Liberum waded into the mining sector Tuesday with three downgrades and an upgrade.

The broker believes the market has over-estimated the price support for iron ore and underestimated it for platinum group metals (PGM).

So, it has moved to ‘sell’ on Rio Tinto (LON:RIO) and ‘hold’ on both Antofagasta (LON:ANTO) and KAZ Minerals (LON:KAZ).

On the upside, it is now a ‘buyer’ of Anglo American (LON:AAL).

As part of its industry overview, it said the iron ore market is now “visibly easing” as it predicted the price will head down towards a “marginal” US$50 a tonne from around US$120 currently.

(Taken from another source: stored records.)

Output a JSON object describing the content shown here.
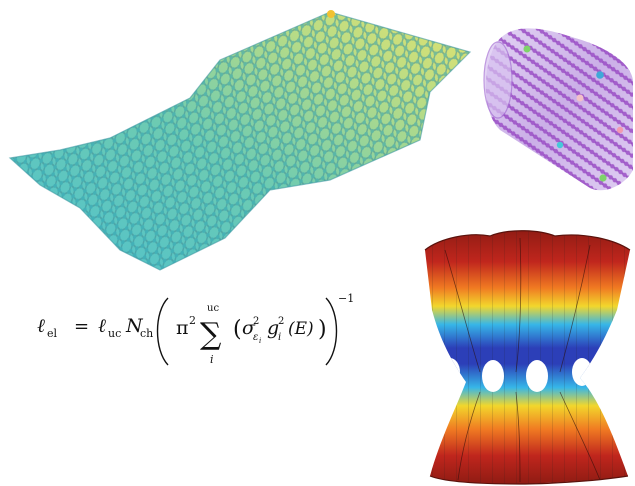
{
  "formula": {
    "lhs_symbol": "ℓ",
    "lhs_sub": "el",
    "equals": "=",
    "rhs_symbol": "ℓ",
    "rhs_sub": "uc",
    "n_symbol": "N",
    "n_sub": "ch",
    "pi": "π",
    "pi_exp": "2",
    "sigma": "∑",
    "sum_upper": "uc",
    "sum_lower": "i",
    "inner_sigma": "σ",
    "inner_sigma_exp": "2",
    "inner_sigma_sub": "ε",
    "inner_sigma_subsub": "i",
    "g_symbol": "g",
    "g_exp": "2",
    "g_sub": "i",
    "energy_arg": "(E)",
    "outer_exp": "−1"
  },
  "colors": {
    "graphene_start": "#4dc2cf",
    "graphene_mid": "#8fd4a3",
    "graphene_end": "#e8e267",
    "nanotube_atoms": "#a15cc6",
    "nanotube_shell": "#c9aee6",
    "band_red": "#c0261d",
    "band_yellow": "#f2d72c",
    "band_cyan": "#37b6e8",
    "band_blue": "#2c3fb8"
  },
  "illustrations": {
    "graphene": "graphene-sheet",
    "nanotube": "carbon-nanotube",
    "bands": "band-structure-surface"
  }
}
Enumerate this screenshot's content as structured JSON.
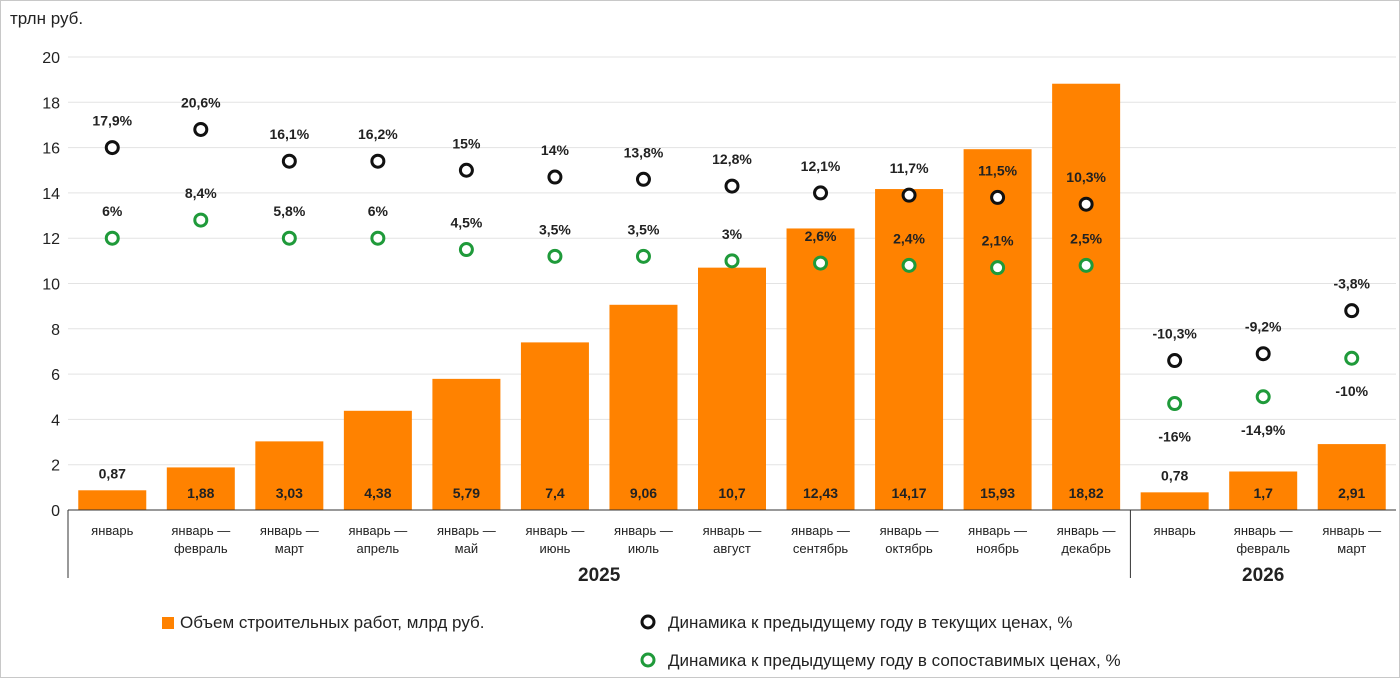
{
  "chart_data": {
    "type": "bar",
    "ylabel": "трлн руб.",
    "ylim": [
      0,
      20
    ],
    "yticks": [
      0,
      2,
      4,
      6,
      8,
      10,
      12,
      14,
      16,
      18,
      20
    ],
    "grid": true,
    "legend_position": "bottom",
    "colors": {
      "bar": "#ff8200",
      "current_marker": "#111111",
      "comparable_marker": "#1f9a3a"
    },
    "categories": [
      [
        "январь"
      ],
      [
        "январь —",
        "февраль"
      ],
      [
        "январь —",
        "март"
      ],
      [
        "январь —",
        "апрель"
      ],
      [
        "январь —",
        "май"
      ],
      [
        "январь —",
        "июнь"
      ],
      [
        "январь —",
        "июль"
      ],
      [
        "январь —",
        "август"
      ],
      [
        "январь —",
        "сентябрь"
      ],
      [
        "январь —",
        "октябрь"
      ],
      [
        "январь —",
        "ноябрь"
      ],
      [
        "январь —",
        "декабрь"
      ],
      [
        "январь"
      ],
      [
        "январь —",
        "февраль"
      ],
      [
        "январь —",
        "март"
      ]
    ],
    "groups": [
      {
        "label": "2025",
        "start": 0,
        "end": 11
      },
      {
        "label": "2026",
        "start": 12,
        "end": 14
      }
    ],
    "series": [
      {
        "name": "Объем строительных работ, млрд руб.",
        "kind": "bar",
        "values": [
          0.87,
          1.88,
          3.03,
          4.38,
          5.79,
          7.4,
          9.06,
          10.7,
          12.43,
          14.17,
          15.93,
          18.82,
          0.78,
          1.7,
          2.91
        ],
        "labels": [
          "0,87",
          "1,88",
          "3,03",
          "4,38",
          "5,79",
          "7,4",
          "9,06",
          "10,7",
          "12,43",
          "14,17",
          "15,93",
          "18,82",
          "0,78",
          "1,7",
          "2,91"
        ]
      },
      {
        "name": "Динамика к предыдущему году в текущих ценах, %",
        "kind": "marker",
        "marker_positions": [
          16.0,
          16.8,
          15.4,
          15.4,
          15.0,
          14.7,
          14.6,
          14.3,
          14.0,
          13.9,
          13.8,
          13.5,
          6.6,
          6.9,
          8.8
        ],
        "labels": [
          "17,9%",
          "20,6%",
          "16,1%",
          "16,2%",
          "15%",
          "14%",
          "13,8%",
          "12,8%",
          "12,1%",
          "11,7%",
          "11,5%",
          "10,3%",
          "-10,3%",
          "-9,2%",
          "-3,8%"
        ]
      },
      {
        "name": "Динамика к предыдущему году в сопоставимых ценах, %",
        "kind": "marker",
        "marker_positions": [
          12.0,
          12.8,
          12.0,
          12.0,
          11.5,
          11.2,
          11.2,
          11.0,
          10.9,
          10.8,
          10.7,
          10.8,
          4.7,
          5.0,
          6.7
        ],
        "labels": [
          "6%",
          "8,4%",
          "5,8%",
          "6%",
          "4,5%",
          "3,5%",
          "3,5%",
          "3%",
          "2,6%",
          "2,4%",
          "2,1%",
          "2,5%",
          "-16%",
          "-14,9%",
          "-10%"
        ]
      }
    ]
  }
}
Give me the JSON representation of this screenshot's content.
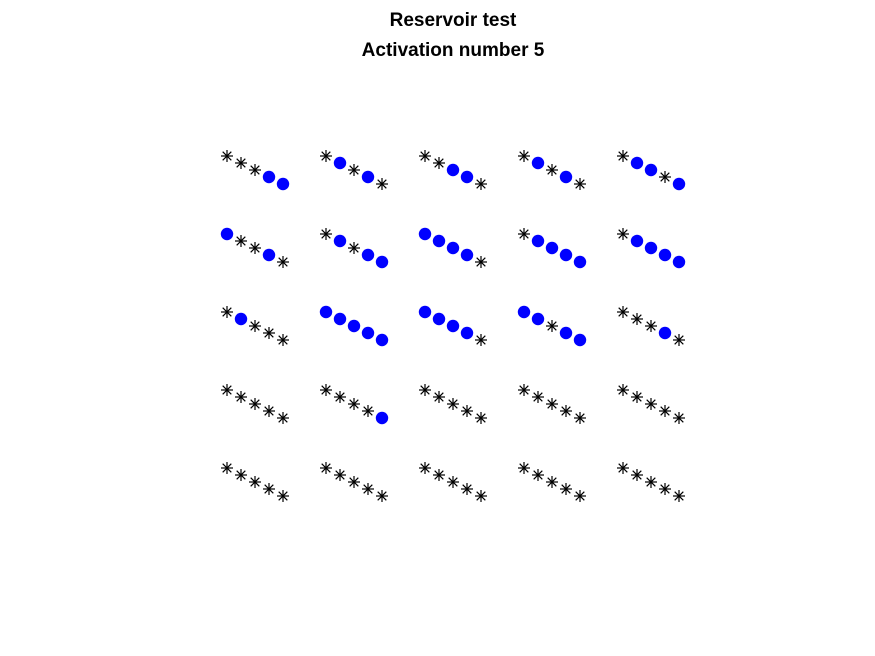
{
  "chart_data": {
    "type": "scatter",
    "title": "Reservoir test",
    "subtitle": "Activation number 5",
    "xlabel": "",
    "ylabel": "",
    "axes_visible": false,
    "grid": false,
    "legend": "none",
    "colors": {
      "active": "#0000ff",
      "inactive": "#000000"
    },
    "marker_legend": {
      "active": "filled-circle",
      "inactive": "asterisk"
    },
    "rows": 5,
    "cols": 5,
    "points_per_cell": 5,
    "grid_states": [
      [
        [
          0,
          0,
          0,
          1,
          1
        ],
        [
          0,
          1,
          0,
          1,
          0
        ],
        [
          0,
          0,
          1,
          1,
          0
        ],
        [
          0,
          1,
          0,
          1,
          0
        ],
        [
          0,
          1,
          1,
          0,
          1
        ]
      ],
      [
        [
          1,
          0,
          0,
          1,
          0
        ],
        [
          0,
          1,
          0,
          1,
          1
        ],
        [
          1,
          1,
          1,
          1,
          0
        ],
        [
          0,
          1,
          1,
          1,
          1
        ],
        [
          0,
          1,
          1,
          1,
          1
        ]
      ],
      [
        [
          0,
          1,
          0,
          0,
          0
        ],
        [
          1,
          1,
          1,
          1,
          1
        ],
        [
          1,
          1,
          1,
          1,
          0
        ],
        [
          1,
          1,
          0,
          1,
          1
        ],
        [
          0,
          0,
          0,
          1,
          0
        ]
      ],
      [
        [
          0,
          0,
          0,
          0,
          0
        ],
        [
          0,
          0,
          0,
          0,
          1
        ],
        [
          0,
          0,
          0,
          0,
          0
        ],
        [
          0,
          0,
          0,
          0,
          0
        ],
        [
          0,
          0,
          0,
          0,
          0
        ]
      ],
      [
        [
          0,
          0,
          0,
          0,
          0
        ],
        [
          0,
          0,
          0,
          0,
          0
        ],
        [
          0,
          0,
          0,
          0,
          0
        ],
        [
          0,
          0,
          0,
          0,
          0
        ],
        [
          0,
          0,
          0,
          0,
          0
        ]
      ]
    ]
  }
}
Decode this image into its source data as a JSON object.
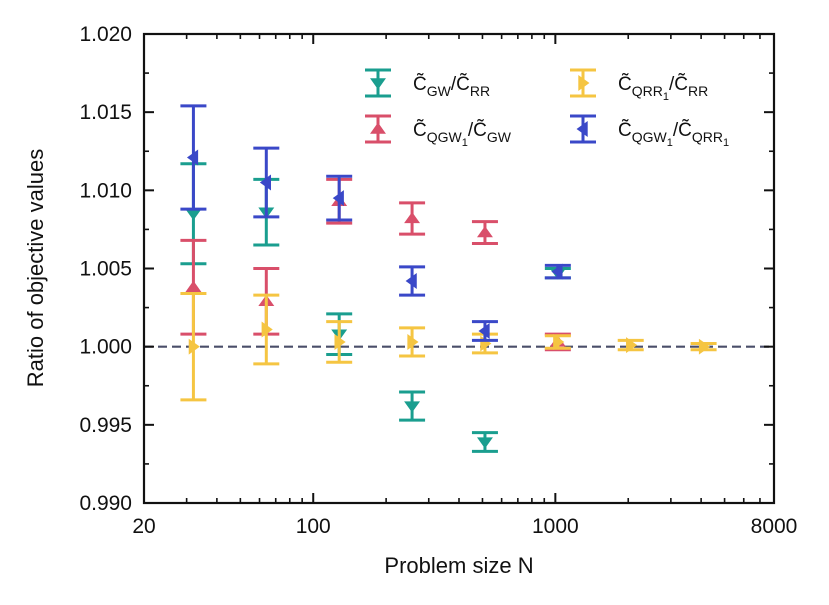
{
  "chart_data": {
    "type": "errorbar",
    "xscale": "log",
    "xlabel": "Problem size N",
    "ylabel": "Ratio of objective values",
    "xlim": [
      20,
      8000
    ],
    "ylim": [
      0.99,
      1.02
    ],
    "xticks": [
      {
        "value": 20,
        "label": "20"
      },
      {
        "value": 100,
        "label": "100"
      },
      {
        "value": 1000,
        "label": "1000"
      },
      {
        "value": 8000,
        "label": "8000"
      }
    ],
    "yticks": [
      {
        "value": 0.99,
        "label": "0.990"
      },
      {
        "value": 0.995,
        "label": "0.995"
      },
      {
        "value": 1.0,
        "label": "1.000"
      },
      {
        "value": 1.005,
        "label": "1.005"
      },
      {
        "value": 1.01,
        "label": "1.010"
      },
      {
        "value": 1.015,
        "label": "1.015"
      },
      {
        "value": 1.02,
        "label": "1.020"
      }
    ],
    "reference_line": {
      "y": 1.0,
      "style": "dashed",
      "color": "#4a4e69"
    },
    "legend": {
      "position": "top-right",
      "columns": 2
    },
    "series": [
      {
        "name": "C̃GW/C̃RR",
        "legend": {
          "base": "C̃",
          "sub": "GW",
          "mid": "/C̃",
          "sub2": "RR",
          "r1": "",
          "r2": ""
        },
        "color": "#1a9e8f",
        "marker": "tri_down",
        "points": [
          {
            "x": 32,
            "y": 1.0085,
            "err": 0.0032
          },
          {
            "x": 64,
            "y": 1.0086,
            "err": 0.0021
          },
          {
            "x": 128,
            "y": 1.0008,
            "err": 0.0013
          },
          {
            "x": 256,
            "y": 0.9962,
            "err": 0.0009
          },
          {
            "x": 512,
            "y": 0.9939,
            "err": 0.0006
          },
          {
            "x": 1024,
            "y": 1.0047,
            "err": 0.0003
          }
        ]
      },
      {
        "name": "C̃QGW1/C̃GW",
        "legend": {
          "base": "C̃",
          "sub": "QGW",
          "mid": "/C̃",
          "sub2": "GW",
          "r1": "1",
          "r2": ""
        },
        "color": "#d94f6a",
        "marker": "tri_up",
        "points": [
          {
            "x": 32,
            "y": 1.0038,
            "err": 0.003
          },
          {
            "x": 64,
            "y": 1.0029,
            "err": 0.0021
          },
          {
            "x": 128,
            "y": 1.0093,
            "err": 0.0014
          },
          {
            "x": 256,
            "y": 1.0082,
            "err": 0.001
          },
          {
            "x": 512,
            "y": 1.0073,
            "err": 0.0007
          },
          {
            "x": 1024,
            "y": 1.0003,
            "err": 0.0005
          }
        ]
      },
      {
        "name": "C̃QRR1/C̃RR",
        "legend": {
          "base": "C̃",
          "sub": "QRR",
          "mid": "/C̃",
          "sub2": "RR",
          "r1": "1",
          "r2": ""
        },
        "color": "#f5c542",
        "marker": "tri_right",
        "points": [
          {
            "x": 32,
            "y": 1.0,
            "err": 0.0034
          },
          {
            "x": 64,
            "y": 1.0011,
            "err": 0.0022
          },
          {
            "x": 128,
            "y": 1.0003,
            "err": 0.0013
          },
          {
            "x": 256,
            "y": 1.0003,
            "err": 0.0009
          },
          {
            "x": 512,
            "y": 1.0002,
            "err": 0.0006
          },
          {
            "x": 1024,
            "y": 1.0003,
            "err": 0.0004
          },
          {
            "x": 2048,
            "y": 1.0001,
            "err": 0.0003
          },
          {
            "x": 4096,
            "y": 1.0,
            "err": 0.0002
          }
        ]
      },
      {
        "name": "C̃QGW1/C̃QRR1",
        "legend": {
          "base": "C̃",
          "sub": "QGW",
          "mid": "/C̃",
          "sub2": "QRR",
          "r1": "1",
          "r2": "1"
        },
        "color": "#3a48c8",
        "marker": "tri_left",
        "points": [
          {
            "x": 32,
            "y": 1.0121,
            "err": 0.0033
          },
          {
            "x": 64,
            "y": 1.0105,
            "err": 0.0022
          },
          {
            "x": 128,
            "y": 1.0095,
            "err": 0.0014
          },
          {
            "x": 256,
            "y": 1.0042,
            "err": 0.0009
          },
          {
            "x": 512,
            "y": 1.001,
            "err": 0.0006
          },
          {
            "x": 1024,
            "y": 1.0048,
            "err": 0.0004
          }
        ]
      }
    ]
  }
}
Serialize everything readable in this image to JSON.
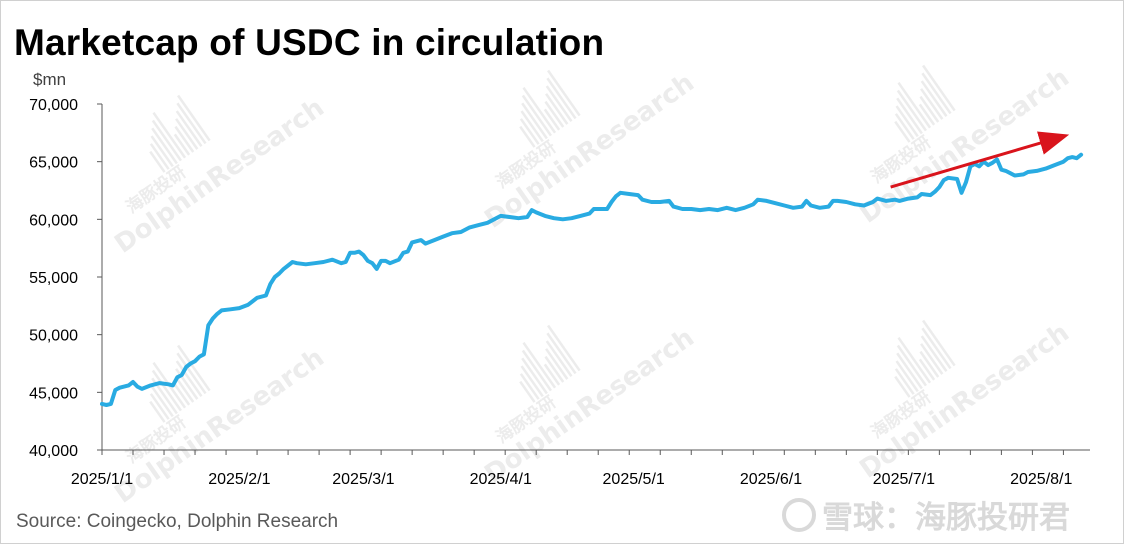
{
  "header": {
    "title": "Marketcap of USDC in circulation",
    "unit": "$mn"
  },
  "footer": {
    "source": "Source: Coingecko, Dolphin Research",
    "brand": "雪球：海豚投研君"
  },
  "watermark": {
    "cn": "海豚投研",
    "en": "DolphinResearch"
  },
  "colors": {
    "series": "#29abe2",
    "trend_arrow": "#d9141c",
    "axis": "#595959"
  },
  "chart_data": {
    "type": "line",
    "title": "Marketcap of USDC in circulation",
    "ylabel": "$mn",
    "xlabel": "",
    "ylim": [
      40000,
      70000
    ],
    "yticks": [
      40000,
      45000,
      50000,
      55000,
      60000,
      65000,
      70000
    ],
    "ytick_labels": [
      "40,000",
      "45,000",
      "50,000",
      "55,000",
      "60,000",
      "65,000",
      "70,000"
    ],
    "xlim": [
      "2025-01-01",
      "2025-08-12"
    ],
    "xticks": [
      "2025-01-01",
      "2025-02-01",
      "2025-03-01",
      "2025-04-01",
      "2025-05-01",
      "2025-06-01",
      "2025-07-01",
      "2025-08-01"
    ],
    "xtick_labels": [
      "2025/1/1",
      "2025/2/1",
      "2025/3/1",
      "2025/4/1",
      "2025/5/1",
      "2025/6/1",
      "2025/7/1",
      "2025/8/1"
    ],
    "grid": false,
    "annotations": [
      {
        "type": "arrow",
        "from": [
          "2025-06-28",
          62800
        ],
        "to": [
          "2025-08-06",
          67200
        ]
      }
    ],
    "series": [
      {
        "points": [
          [
            "2025-01-01",
            44000
          ],
          [
            "2025-01-02",
            43900
          ],
          [
            "2025-01-03",
            44000
          ],
          [
            "2025-01-04",
            45200
          ],
          [
            "2025-01-05",
            45400
          ],
          [
            "2025-01-07",
            45600
          ],
          [
            "2025-01-08",
            45900
          ],
          [
            "2025-01-09",
            45500
          ],
          [
            "2025-01-10",
            45300
          ],
          [
            "2025-01-12",
            45600
          ],
          [
            "2025-01-14",
            45800
          ],
          [
            "2025-01-16",
            45700
          ],
          [
            "2025-01-17",
            45600
          ],
          [
            "2025-01-18",
            46300
          ],
          [
            "2025-01-19",
            46500
          ],
          [
            "2025-01-20",
            47200
          ],
          [
            "2025-01-21",
            47500
          ],
          [
            "2025-01-22",
            47700
          ],
          [
            "2025-01-23",
            48100
          ],
          [
            "2025-01-24",
            48300
          ],
          [
            "2025-01-25",
            50800
          ],
          [
            "2025-01-26",
            51400
          ],
          [
            "2025-01-27",
            51800
          ],
          [
            "2025-01-28",
            52100
          ],
          [
            "2025-01-30",
            52200
          ],
          [
            "2025-02-01",
            52300
          ],
          [
            "2025-02-03",
            52600
          ],
          [
            "2025-02-05",
            53200
          ],
          [
            "2025-02-07",
            53400
          ],
          [
            "2025-02-08",
            54400
          ],
          [
            "2025-02-09",
            55000
          ],
          [
            "2025-02-10",
            55300
          ],
          [
            "2025-02-11",
            55700
          ],
          [
            "2025-02-12",
            56000
          ],
          [
            "2025-02-13",
            56300
          ],
          [
            "2025-02-14",
            56200
          ],
          [
            "2025-02-16",
            56100
          ],
          [
            "2025-02-18",
            56200
          ],
          [
            "2025-02-20",
            56300
          ],
          [
            "2025-02-22",
            56500
          ],
          [
            "2025-02-24",
            56200
          ],
          [
            "2025-02-25",
            56300
          ],
          [
            "2025-02-26",
            57100
          ],
          [
            "2025-02-27",
            57100
          ],
          [
            "2025-02-28",
            57200
          ],
          [
            "2025-03-01",
            56900
          ],
          [
            "2025-03-02",
            56400
          ],
          [
            "2025-03-03",
            56200
          ],
          [
            "2025-03-04",
            55700
          ],
          [
            "2025-03-05",
            56400
          ],
          [
            "2025-03-06",
            56400
          ],
          [
            "2025-03-07",
            56200
          ],
          [
            "2025-03-09",
            56500
          ],
          [
            "2025-03-10",
            57100
          ],
          [
            "2025-03-11",
            57200
          ],
          [
            "2025-03-12",
            58000
          ],
          [
            "2025-03-14",
            58200
          ],
          [
            "2025-03-15",
            57900
          ],
          [
            "2025-03-17",
            58200
          ],
          [
            "2025-03-19",
            58500
          ],
          [
            "2025-03-21",
            58800
          ],
          [
            "2025-03-23",
            58900
          ],
          [
            "2025-03-25",
            59300
          ],
          [
            "2025-03-27",
            59500
          ],
          [
            "2025-03-29",
            59700
          ],
          [
            "2025-04-01",
            60300
          ],
          [
            "2025-04-03",
            60200
          ],
          [
            "2025-04-05",
            60100
          ],
          [
            "2025-04-07",
            60200
          ],
          [
            "2025-04-08",
            60800
          ],
          [
            "2025-04-09",
            60600
          ],
          [
            "2025-04-11",
            60300
          ],
          [
            "2025-04-13",
            60100
          ],
          [
            "2025-04-15",
            60000
          ],
          [
            "2025-04-17",
            60100
          ],
          [
            "2025-04-19",
            60300
          ],
          [
            "2025-04-21",
            60500
          ],
          [
            "2025-04-22",
            60900
          ],
          [
            "2025-04-25",
            60900
          ],
          [
            "2025-04-26",
            61500
          ],
          [
            "2025-04-27",
            62000
          ],
          [
            "2025-04-28",
            62300
          ],
          [
            "2025-04-30",
            62200
          ],
          [
            "2025-05-02",
            62100
          ],
          [
            "2025-05-03",
            61700
          ],
          [
            "2025-05-05",
            61500
          ],
          [
            "2025-05-07",
            61500
          ],
          [
            "2025-05-09",
            61600
          ],
          [
            "2025-05-10",
            61100
          ],
          [
            "2025-05-12",
            60900
          ],
          [
            "2025-05-14",
            60900
          ],
          [
            "2025-05-16",
            60800
          ],
          [
            "2025-05-18",
            60900
          ],
          [
            "2025-05-20",
            60800
          ],
          [
            "2025-05-22",
            61000
          ],
          [
            "2025-05-24",
            60800
          ],
          [
            "2025-05-26",
            61000
          ],
          [
            "2025-05-28",
            61300
          ],
          [
            "2025-05-29",
            61700
          ],
          [
            "2025-05-31",
            61600
          ],
          [
            "2025-06-02",
            61400
          ],
          [
            "2025-06-04",
            61200
          ],
          [
            "2025-06-06",
            61000
          ],
          [
            "2025-06-08",
            61100
          ],
          [
            "2025-06-09",
            61600
          ],
          [
            "2025-06-10",
            61200
          ],
          [
            "2025-06-12",
            61000
          ],
          [
            "2025-06-14",
            61100
          ],
          [
            "2025-06-15",
            61600
          ],
          [
            "2025-06-16",
            61600
          ],
          [
            "2025-06-18",
            61500
          ],
          [
            "2025-06-20",
            61300
          ],
          [
            "2025-06-22",
            61200
          ],
          [
            "2025-06-24",
            61500
          ],
          [
            "2025-06-25",
            61800
          ],
          [
            "2025-06-27",
            61600
          ],
          [
            "2025-06-29",
            61700
          ],
          [
            "2025-06-30",
            61600
          ],
          [
            "2025-07-02",
            61800
          ],
          [
            "2025-07-04",
            61900
          ],
          [
            "2025-07-05",
            62200
          ],
          [
            "2025-07-07",
            62100
          ],
          [
            "2025-07-08",
            62400
          ],
          [
            "2025-07-09",
            62800
          ],
          [
            "2025-07-10",
            63400
          ],
          [
            "2025-07-11",
            63600
          ],
          [
            "2025-07-13",
            63500
          ],
          [
            "2025-07-14",
            62300
          ],
          [
            "2025-07-15",
            63200
          ],
          [
            "2025-07-16",
            64600
          ],
          [
            "2025-07-17",
            64800
          ],
          [
            "2025-07-18",
            64600
          ],
          [
            "2025-07-19",
            65000
          ],
          [
            "2025-07-20",
            64700
          ],
          [
            "2025-07-21",
            64900
          ],
          [
            "2025-07-22",
            65200
          ],
          [
            "2025-07-23",
            64300
          ],
          [
            "2025-07-24",
            64200
          ],
          [
            "2025-07-25",
            64000
          ],
          [
            "2025-07-26",
            63800
          ],
          [
            "2025-07-28",
            63900
          ],
          [
            "2025-07-29",
            64100
          ],
          [
            "2025-07-31",
            64200
          ],
          [
            "2025-08-02",
            64400
          ],
          [
            "2025-08-04",
            64700
          ],
          [
            "2025-08-06",
            65000
          ],
          [
            "2025-08-07",
            65300
          ],
          [
            "2025-08-08",
            65400
          ],
          [
            "2025-08-09",
            65300
          ],
          [
            "2025-08-10",
            65600
          ]
        ]
      }
    ]
  }
}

“This is a slower deterioration than we previously forecast and will also be partially offset by improving premiums for lump and pellet,” it added.

Its copper prediction of US$3 per pound (static) is underpinned by concentrate restocking.

“We remain positive on palladium and rhodium on three-to-five-year view on the robust supply and demand fundamentals, but market pricing in more imminent falls,” Liberum said in a note to clients.

Coal, it added, is supported by “supply discipline” but it also noted, “there is nothing to suggest a sustainable price recovery above marginal cost”.

Diamonds, meanwhile “have shown signs of recovery from the lows”; however, Liberum said the outlook “will be very challenging for years to come as synthetics grab an increasing share of the market”.